2009 West Africa floods
|Location||Benin, Burkina Faso, Gambia, Ghana, Guinea, Ivory Coast, Liberia, Mali, Mauritania, Niger, Senegal, Sierra Leone|
|Deaths||at least 193 deaths|
|Property damage||at least $152 million|
|Wikinews has related news: Thousands displaced after heavy flooding in Burkina Faso|
The 2009 West Africa floods are a natural disaster that began in June 2009 as a consequence of exceptionally heavy seasonal rainfall in large areas of West Africa.  Several rivers, including the Pendjari, Niger, Volta and Senegal rivers, broke their banks, causing destruction of houses, bridges, roads and crops. The floods are reported to have affected 940,000 people across 12 countries, including Burkina Faso, Benin, Ghana, Niger, Senegal, Guinea, and caused the deaths of at least 193 people. In Burkina Faso, one of the most affected countries, 150,000 people fled their homes, mostly in the capital Ouagadougou where rainfall in one day was equal to 25% of normal annual rainfall for the whole country.

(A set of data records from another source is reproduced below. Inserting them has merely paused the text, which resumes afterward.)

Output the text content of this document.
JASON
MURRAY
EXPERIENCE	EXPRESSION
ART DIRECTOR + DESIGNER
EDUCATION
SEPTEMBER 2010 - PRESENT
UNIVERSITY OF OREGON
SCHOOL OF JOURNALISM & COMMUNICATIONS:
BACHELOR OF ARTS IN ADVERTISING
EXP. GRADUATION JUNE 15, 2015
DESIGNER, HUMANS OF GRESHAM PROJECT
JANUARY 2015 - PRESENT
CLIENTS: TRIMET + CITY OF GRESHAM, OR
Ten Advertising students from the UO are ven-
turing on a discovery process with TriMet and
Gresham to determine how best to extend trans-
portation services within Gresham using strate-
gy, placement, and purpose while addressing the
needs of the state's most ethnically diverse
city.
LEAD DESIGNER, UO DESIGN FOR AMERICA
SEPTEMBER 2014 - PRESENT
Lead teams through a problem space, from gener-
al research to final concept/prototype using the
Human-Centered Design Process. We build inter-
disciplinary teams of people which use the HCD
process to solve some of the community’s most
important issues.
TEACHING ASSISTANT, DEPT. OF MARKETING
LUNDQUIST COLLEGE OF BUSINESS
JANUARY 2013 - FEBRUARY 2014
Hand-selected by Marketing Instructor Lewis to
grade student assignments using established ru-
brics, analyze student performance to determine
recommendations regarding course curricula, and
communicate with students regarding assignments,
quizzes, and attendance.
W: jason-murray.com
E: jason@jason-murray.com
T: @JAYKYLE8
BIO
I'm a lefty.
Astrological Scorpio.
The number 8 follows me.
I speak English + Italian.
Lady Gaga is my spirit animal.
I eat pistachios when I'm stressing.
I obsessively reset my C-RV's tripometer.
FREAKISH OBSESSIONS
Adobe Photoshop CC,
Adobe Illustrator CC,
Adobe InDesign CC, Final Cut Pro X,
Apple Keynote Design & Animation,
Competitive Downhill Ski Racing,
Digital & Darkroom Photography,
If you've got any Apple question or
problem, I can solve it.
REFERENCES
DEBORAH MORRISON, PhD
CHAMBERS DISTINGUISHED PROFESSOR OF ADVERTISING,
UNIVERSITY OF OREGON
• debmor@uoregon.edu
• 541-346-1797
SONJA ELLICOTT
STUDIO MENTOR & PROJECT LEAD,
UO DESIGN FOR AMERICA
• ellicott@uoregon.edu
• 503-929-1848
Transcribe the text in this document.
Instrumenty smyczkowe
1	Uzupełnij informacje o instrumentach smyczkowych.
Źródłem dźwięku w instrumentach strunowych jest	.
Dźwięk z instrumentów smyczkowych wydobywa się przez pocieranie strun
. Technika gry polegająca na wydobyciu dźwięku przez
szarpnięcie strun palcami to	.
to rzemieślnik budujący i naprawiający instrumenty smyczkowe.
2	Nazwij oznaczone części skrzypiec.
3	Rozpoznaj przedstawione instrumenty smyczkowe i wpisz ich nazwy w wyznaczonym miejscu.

Countries in West Africa and the southern Sahel get most of their annual rainfall during the boreal summer months from June to September. This rainy season, also known as the West African monsoon, is associated with a seasonal reversal of prevailing winds in the lower atmosphere, where moist air is blown in from the Atlantic Ocean and released over the continent.
The exceptionally heavy rainfall experienced in West Africa during the 2009 monsoon season is associated with the periodic warming of the Pacific Ocean, a phenomenon known as El Niño, which affects weather worldwide.
Damages and victims
150,000 persons displaced and 8 were killed following the heaviest rainfall seen in the country's capital Ouagadougou in 90 years. An estimated 110,000 people were displaced after a dam break of the Loumbila reservoir located in the center of Ouagadougou.
In the south of the country, the Bagré dam had to open its main gate as water reached maximum safety levels on 4 September. The resulting increase in water flow is threatening large areas along the shores of the Volta river in southern Burkina Faso and northern Ghana.
Flash floods, following 4 days of intense rainfall in Niger’s northern Aïr Mountains affected 3,500 homes in Agadez and surrounding areas, causing 2 deaths, and losses in livestock and crops. The total number of affected people has mounted to 79,129 and 3 deaths.
Floods caused by two weeks of heavy rainfall in August, left 15 deaths and 425 displaced in Freetown. Crops were washed away in six villages in the Kambia District. The total number of affected people in the country is reported to be 1,455 with 103 deaths.